Mit Kickl am rechten Weg – eine Replik
Die Kritik von Robert Willacker an der bevorstehenden Wahl von Herbert Kickl zum Parteichef der FPÖ lässt mich ratlos zurück.
Nicht weil Kritik daran geübt wird; offenbar wäre dem Schreiber eine andere Personalwahl lieber gewesen. Das ist in Ordnung, denn das Wesen der Meinungsfreiheit bedingt, dass es mehrere davon gibt. Nein, viel mehr bin ich verwundert über den Duktus dieser Kritik des Politberaters. Was sich in einer dreiminütigen Wortmeldung im Privatfernsehen in einer Runde selbsternannter Fachleute vielleicht noch gut überlegt anhört, liest sich im Kommentar dann doch eher platt und oberflächlich.
Kickl ist nicht beliebig
Ja, die FPÖ hat zweimal Parteichefs an ihrer Spitze gehabt, die als „One-Man-Show“ rund 15 Jahre lang durchs Land getingelt sind. Da war der Mann Programm. Und das war wenig nachhaltig – so weit sind wir einer Meinung. Daraus jedoch einen Rückschluss auf den künftigen Obmann zu ziehen, um schon zwei Tage vor seiner Wahl zum Parteichef zu wissen, dass der neue Bundesparteiobmann „die fragwürdige Tradition der weltanschaulichen Flexibilität nicht nur fort(setzt), sondern sie sogar beschleunigt“, kann bestenfalls als Petitio Principii gelten, wobei dieser Zirkelschluss einem massiven Bestätigungsfehler aufsitzt: Denn Herbert Kickl mag vieles sein, beliebig ist er sicher nicht.
Hier kommt der Verfasser der Anti-Kickl-Polemik schon zum entscheidenden Denkfehler. Der bekennende Corpsstudent, der Gralshüter weltanschaulicher Grundsätze, sollte eigentlich am besten wissen, dass genau die Anbetung der historischen Asche die politische Rechte in den beklagenswerten Zustand geführt hat, dass das politische Leitbild irgendwann im späten 19. Jahrhundert zum Erliegen gekommen ist. Denn auch die Rezeption der wenigen rechten Denker des 20. Jahrhunderts – von Carl Schmitt über Heidegger und Spengler bis Benoist – zeigt deutlich, dass das einheitsstiftende und integrierende Moment bis heute nicht abschließend definiert wurde.
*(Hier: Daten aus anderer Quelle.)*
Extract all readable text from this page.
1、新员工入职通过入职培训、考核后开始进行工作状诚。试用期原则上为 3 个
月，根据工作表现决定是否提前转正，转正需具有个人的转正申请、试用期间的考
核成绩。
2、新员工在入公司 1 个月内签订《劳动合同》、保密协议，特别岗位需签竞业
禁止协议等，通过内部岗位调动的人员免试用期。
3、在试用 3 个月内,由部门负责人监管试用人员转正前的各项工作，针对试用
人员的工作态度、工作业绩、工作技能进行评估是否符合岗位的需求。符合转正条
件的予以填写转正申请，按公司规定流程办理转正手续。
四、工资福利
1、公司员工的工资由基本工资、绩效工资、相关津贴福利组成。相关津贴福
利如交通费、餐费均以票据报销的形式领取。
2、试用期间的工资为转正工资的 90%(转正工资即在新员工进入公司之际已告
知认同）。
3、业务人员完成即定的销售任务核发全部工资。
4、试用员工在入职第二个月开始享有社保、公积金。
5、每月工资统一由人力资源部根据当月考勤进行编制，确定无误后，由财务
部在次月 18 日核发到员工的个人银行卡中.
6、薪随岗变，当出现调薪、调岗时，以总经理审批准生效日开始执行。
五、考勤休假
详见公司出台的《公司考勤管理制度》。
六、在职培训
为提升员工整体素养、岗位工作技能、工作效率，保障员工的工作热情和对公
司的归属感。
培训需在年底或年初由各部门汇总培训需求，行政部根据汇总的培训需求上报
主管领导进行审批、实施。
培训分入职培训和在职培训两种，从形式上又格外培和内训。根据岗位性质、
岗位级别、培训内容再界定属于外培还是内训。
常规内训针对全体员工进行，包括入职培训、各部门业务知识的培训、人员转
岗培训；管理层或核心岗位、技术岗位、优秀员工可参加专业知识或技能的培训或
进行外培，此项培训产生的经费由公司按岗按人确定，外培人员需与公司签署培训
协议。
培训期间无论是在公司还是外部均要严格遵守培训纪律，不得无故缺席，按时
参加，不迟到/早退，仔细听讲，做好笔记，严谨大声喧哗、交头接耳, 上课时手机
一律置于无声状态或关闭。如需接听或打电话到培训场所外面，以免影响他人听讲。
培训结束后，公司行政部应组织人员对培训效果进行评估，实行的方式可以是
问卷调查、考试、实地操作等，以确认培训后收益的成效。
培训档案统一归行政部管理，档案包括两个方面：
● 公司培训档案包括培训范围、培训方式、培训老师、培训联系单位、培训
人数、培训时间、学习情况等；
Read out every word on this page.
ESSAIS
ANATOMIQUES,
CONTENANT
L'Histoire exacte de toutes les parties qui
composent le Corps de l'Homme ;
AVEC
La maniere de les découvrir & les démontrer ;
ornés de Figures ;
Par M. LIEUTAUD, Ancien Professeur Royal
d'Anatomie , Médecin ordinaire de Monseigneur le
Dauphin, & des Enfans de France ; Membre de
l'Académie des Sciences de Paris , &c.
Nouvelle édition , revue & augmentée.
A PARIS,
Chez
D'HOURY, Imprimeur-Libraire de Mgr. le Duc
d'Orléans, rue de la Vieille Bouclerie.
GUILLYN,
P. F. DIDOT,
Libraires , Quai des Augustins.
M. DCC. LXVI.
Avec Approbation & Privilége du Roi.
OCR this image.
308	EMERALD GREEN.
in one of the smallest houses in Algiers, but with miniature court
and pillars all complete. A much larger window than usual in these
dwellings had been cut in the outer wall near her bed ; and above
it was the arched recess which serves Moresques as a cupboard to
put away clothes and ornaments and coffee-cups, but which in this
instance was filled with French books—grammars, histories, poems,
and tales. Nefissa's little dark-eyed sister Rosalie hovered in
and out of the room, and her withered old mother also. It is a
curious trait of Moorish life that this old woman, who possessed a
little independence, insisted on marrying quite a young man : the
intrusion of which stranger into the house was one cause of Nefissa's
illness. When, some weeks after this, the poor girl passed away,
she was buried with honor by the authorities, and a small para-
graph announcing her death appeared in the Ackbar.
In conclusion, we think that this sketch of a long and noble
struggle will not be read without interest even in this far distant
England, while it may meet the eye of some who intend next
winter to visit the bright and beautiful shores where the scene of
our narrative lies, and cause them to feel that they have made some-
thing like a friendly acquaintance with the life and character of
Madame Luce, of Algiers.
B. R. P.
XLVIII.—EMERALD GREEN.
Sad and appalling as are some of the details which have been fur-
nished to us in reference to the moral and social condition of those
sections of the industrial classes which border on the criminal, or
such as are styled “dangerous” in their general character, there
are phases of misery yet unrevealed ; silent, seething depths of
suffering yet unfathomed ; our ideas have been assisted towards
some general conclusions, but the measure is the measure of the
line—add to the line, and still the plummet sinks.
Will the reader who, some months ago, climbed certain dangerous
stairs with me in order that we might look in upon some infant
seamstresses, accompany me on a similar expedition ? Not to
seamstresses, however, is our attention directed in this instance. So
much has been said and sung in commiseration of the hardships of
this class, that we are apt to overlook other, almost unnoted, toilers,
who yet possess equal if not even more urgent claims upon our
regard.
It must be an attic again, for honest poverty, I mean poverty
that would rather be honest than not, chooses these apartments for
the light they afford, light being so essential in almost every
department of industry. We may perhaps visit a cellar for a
Wenn Willacker den freien Markt und den Wettbewerb als „unverrückbaren Bestandteil rechter Weltanschauung“ bezeichnet, sorgt das vielleicht bei Jeff Bezos für Applaus und auch Anthony Giddens (Achtung: ein Sozi!) mag sich vor Freude die Hände reiben. Für mich und viele andere, die sich ebenfalls der rechten Reichshälfte zugehörig zählen, ist diese apodiktische Darstellung jedoch keinesfalls in Stein gemeißelt. Gerade in Zeiten wie diesen hat die Kritik von Sahra Wagenknecht hier weit mehr Gewicht und trägt auch weit mehr Logik in sich als Willackers eherne Grundätze.
Wackeliger Appell
Geradezu kurios wird es jedoch, wenn der Verfasser den Wunsch äußerst, dass es „für die Zukunft (…) womöglich auch kein Schaden (sei), wenn irgendwann einmal wieder jemand diese Partei anführt, der auch ein paar Partien gefochten hat“. Dieser wackelige Appell an die waffenstudentische Tradition geht bei den beiden Hauptzielen der Kritik – Haider und Strache – völlig ins Leere. Beide haben mehrere Mensuren gefochten, Strache sogar noch eine als aktiver Spitzenpolitiker. Und auch Johann Gudenus stand seinen Mann auf der Mensur. Ob dieses „Qualitätsmerkmal“ auf Ibiza (noch) Schlimmeres verhindert hat, mögen andere beurteilen.